As you may know, European elections are held in Germany today (as well as in many other nations). But if you don't, you could be forgiven - even if you spent the last four weeks in Germany. Based on this and the fact that at my local polling station, 15 (fifteen) people had voted between ten and eleven o'clock (despite the decent weather), I'm willing to make a prediction - or rather, two versions of the same prediction:
Weak claim: Today's elections will set a new record low in participation.
Strong claim: Participation will be below 40%.
Just to clarify: I actually think the strong claim is true. Results tonight.
Update 19:54: According to the most recent estimates I've seen, the weak claim seems to be correct, the strong claim wrong.
Update 09-06-09: Wrong on both counts. See second comment, though.

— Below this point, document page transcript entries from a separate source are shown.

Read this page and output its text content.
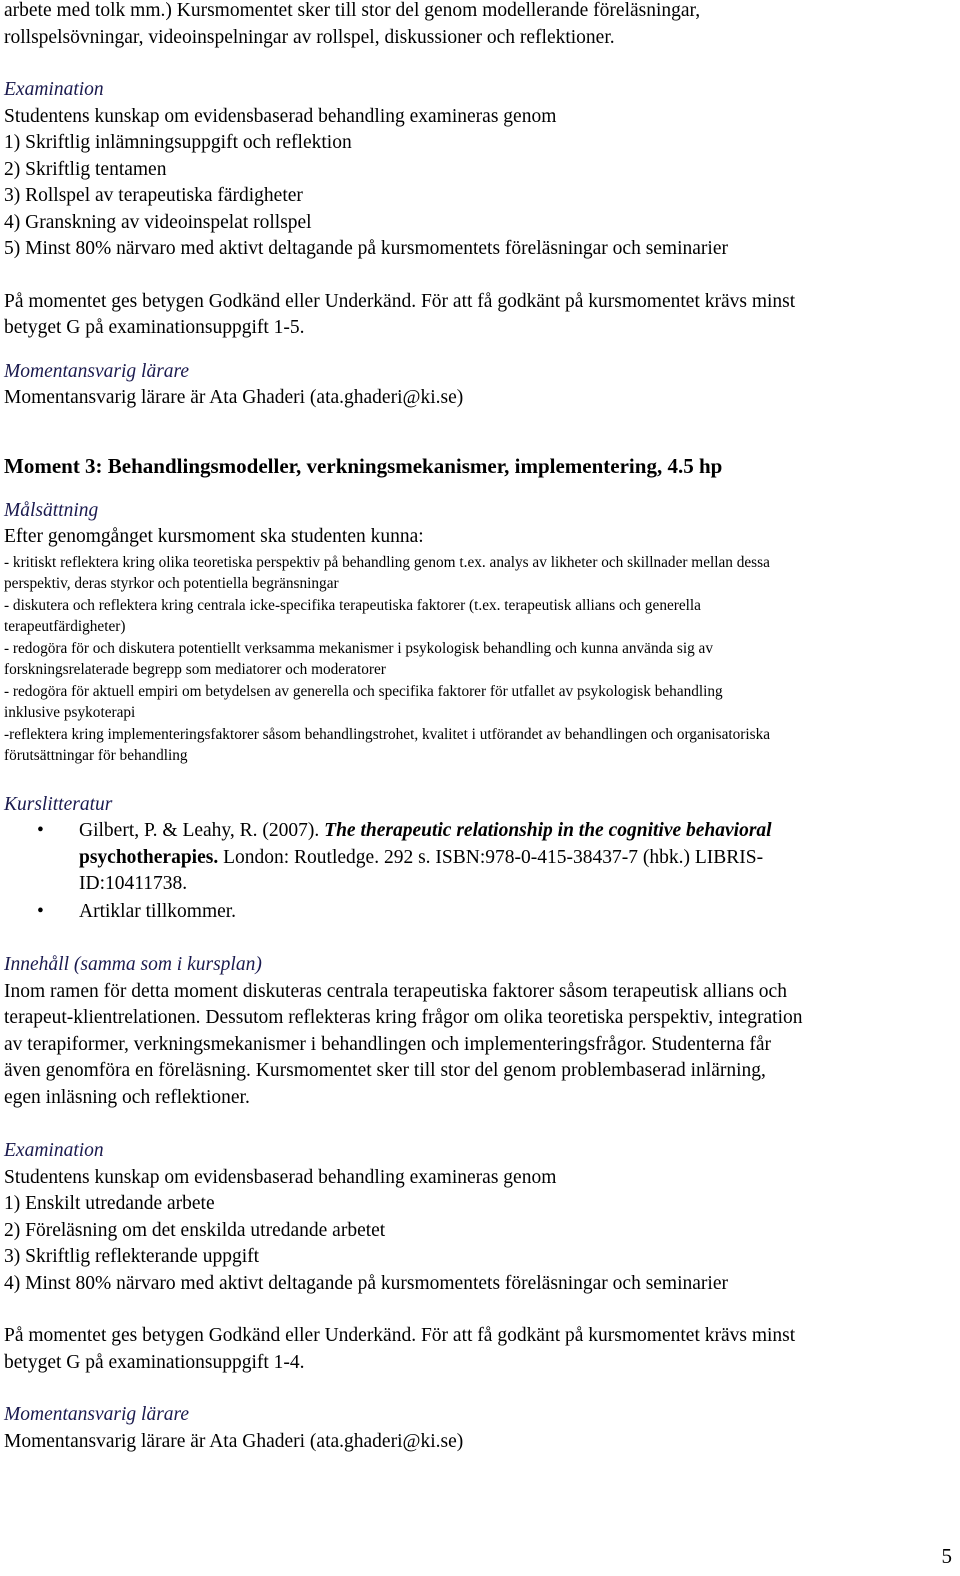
arbete med tolk mm.) Kursmomentet sker till stor del genom modellerande föreläsningar,

rollspelsövningar, videoinspelningar av rollspel, diskussioner och reflektioner.

Examination

Studentens kunskap om evidensbaserad behandling examineras genom

1) Skriftlig inlämningsuppgift och reflektion

2) Skriftlig tentamen

3) Rollspel av terapeutiska färdigheter

4) Granskning av videoinspelat rollspel

5) Minst 80% närvaro med aktivt deltagande på kursmomentets föreläsningar och seminarier

På momentet ges betygen Godkänd eller Underkänd. För att få godkänt på kursmomentet krävs minst

betyget G på examinationsuppgift 1-5.

Momentansvarig lärare

Momentansvarig lärare är Ata Ghaderi (ata.ghaderi@ki.se)

Moment 3: Behandlingsmodeller, verkningsmekanismer, implementering, 4.5 hp

Målsättning

Efter genomgånget kursmoment ska studenten kunna:

- kritiskt reflektera kring olika teoretiska perspektiv på behandling genom t.ex. analys av likheter och skillnader mellan dessa

perspektiv, deras styrkor och potentiella begränsningar

- diskutera och reflektera kring centrala icke-specifika terapeutiska faktorer (t.ex. terapeutisk allians och generella

terapeutfärdigheter)

- redogöra för och diskutera potentiellt verksamma mekanismer i psykologisk behandling och kunna använda sig av

forskningsrelaterade begrepp som mediatorer och moderatorer

- redogöra för aktuell empiri om betydelsen av generella och specifika faktorer för utfallet av psykologisk behandling

inklusive psykoterapi

-reflektera kring implementeringsfaktorer såsom behandlingstrohet, kvalitet i utförandet av behandlingen och organisatoriska

förutsättningar för behandling

Kurslitteratur

• Gilbert, P. & Leahy, R. (2007). The therapeutic relationship in the cognitive behavioral
psychotherapies. London: Routledge. 292 s. ISBN:978-0-415-38437-7 (hbk.) LIBRIS-
ID:10411738.
• Artiklar tillkommer.

Innehåll (samma som i kursplan)

Inom ramen för detta moment diskuteras centrala terapeutiska faktorer såsom terapeutisk allians och

terapeut-klientrelationen. Dessutom reflekteras kring frågor om olika teoretiska perspektiv, integration

av terapiformer, verkningsmekanismer i behandlingen och implementeringsfrågor. Studenterna får

även genomföra en föreläsning. Kursmomentet sker till stor del genom problembaserad inlärning,

egen inläsning och reflektioner.

Examination

Studentens kunskap om evidensbaserad behandling examineras genom

1) Enskilt utredande arbete

2) Föreläsning om det enskilda utredande arbetet

3) Skriftlig reflekterande uppgift

4) Minst 80% närvaro med aktivt deltagande på kursmomentets föreläsningar och seminarier

På momentet ges betygen Godkänd eller Underkänd. För att få godkänt på kursmomentet krävs minst

betyget G på examinationsuppgift 1-4.

Momentansvarig lärare

Momentansvarig lärare är Ata Ghaderi (ata.ghaderi@ki.se)

5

Nothing as Useful as a Bad Theory
4 years ago
2 comments:
British Euro-electrions were on Thursday, but in some parts of the country they coincided with our local government elections. I expect this, together with the current UK political shennanigans, led to increased turnout over here.
Stupid me: Same problem here. Local elections were also held in seven Länders, covering about a third of the electorate. Otherwise I would have been completely right, of course!
If I can get myself interested enough I'll go and dig up the data and try to estimate what the participation rate would have been otherwise. Doubt it, though.